Once my hair had grown past bob length, I fell into the Moroccanoil trend. I started using Moroccanoil Intense Hydrating Mask on the ends of my hair. It feels really heavy, but it does make my hair silky-smooth and detangled and shiny.
Argan oil is rich in vitamin E as well as omega 3 and 9 fatty acids. It can improve the elasticity of your hair and add shine. But while this mask is paraben-free, all-natural it is not. The main natural attraction, argan oil, is, unfortunately, low down on the ingredient list.
It worked great, but now that I’m all about a more natural approach, Josie Maran Argan Oil is on my wish list.
I discovered Shiseido Tsubaki Head Spa on a rainy day Okinawa. It was probably the name that attracted me initially; after weeks of traveling around Japan, I felt like my head really needed a spa.

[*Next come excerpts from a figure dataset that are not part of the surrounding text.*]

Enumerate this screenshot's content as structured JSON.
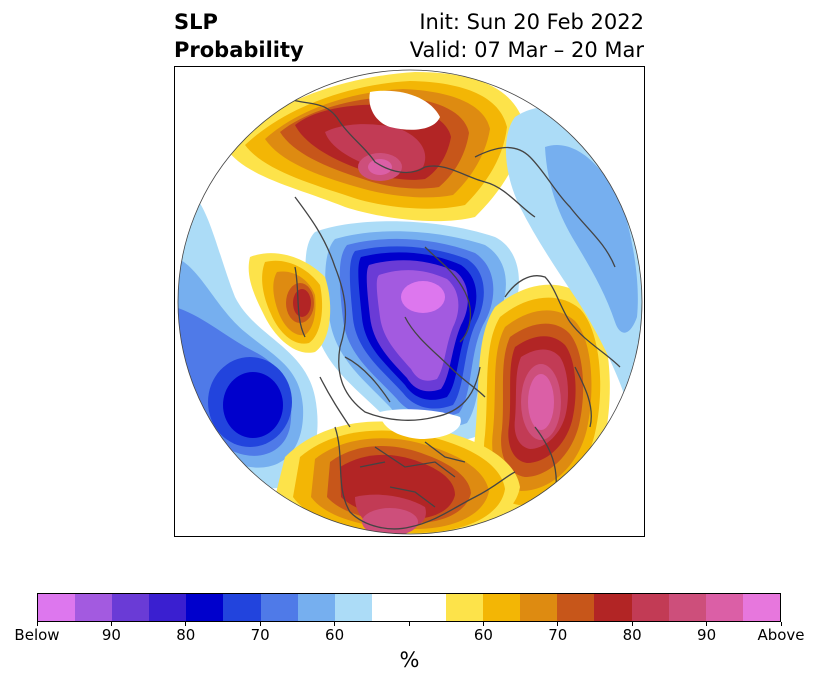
{
  "title": {
    "left_line1": "SLP",
    "left_line2": "Probability",
    "right_line1": "Init: Sun 20 Feb 2022",
    "right_line2": "Valid: 07 Mar – 20 Mar"
  },
  "colorbar": {
    "colors": [
      "#dd77ee",
      "#a35ae0",
      "#6a3bd6",
      "#3a1fd0",
      "#0000cc",
      "#2244dd",
      "#4f7ae8",
      "#76afef",
      "#acdcf7",
      "#ffffff",
      "#ffffff",
      "#fde34a",
      "#f3b605",
      "#de8b11",
      "#c7561a",
      "#b22525",
      "#c23b55",
      "#cd4f7b",
      "#db5fa6",
      "#e777dd"
    ],
    "tick_labels": [
      "Below",
      "90",
      "80",
      "70",
      "60",
      "",
      "60",
      "70",
      "80",
      "90",
      "Above"
    ],
    "unit_label": "%"
  }
}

I’ve continued to use this mask off and on in the last year of growing out my hair.
Do you ever get the feeling that your hair is extremely dry yet oily at the same time? This mask fixes that overall grossness giving me softer more even hair. This is also a great example of me being in total denial about my beauty products because every instruction and ingredient on my bottle is written in Japanese.
However, when I looked up the ingredients, it turned out that this is a relatively harmless product. The main natural takeaway is sage oil, which balances scalp oils and stimulates hair growth; but I would advise against going totally natural with sage oil as it can have some serious side effects in high doses.
Four years later, my hair is long and, most important, manageable. I still use olive oil masks on my hair regularly because, at this point, I have a ton of hair and the price is right. But besides that, olive oil just seems to be the most effective treatment that I’ve tried over the years.
Along with hair masks, I air-dry my hair, use styling tools very sparingly, change up my shampoos regularly, and consume a lot of healthy fats from avocados, coconuts and chia seeds; plus, I take fish oil supplements.
I strongly believe that my diet affects the speed at which my hair grows, and all of these hair treatments have helped me manage the awkward in-between phases that come and go between any lengths.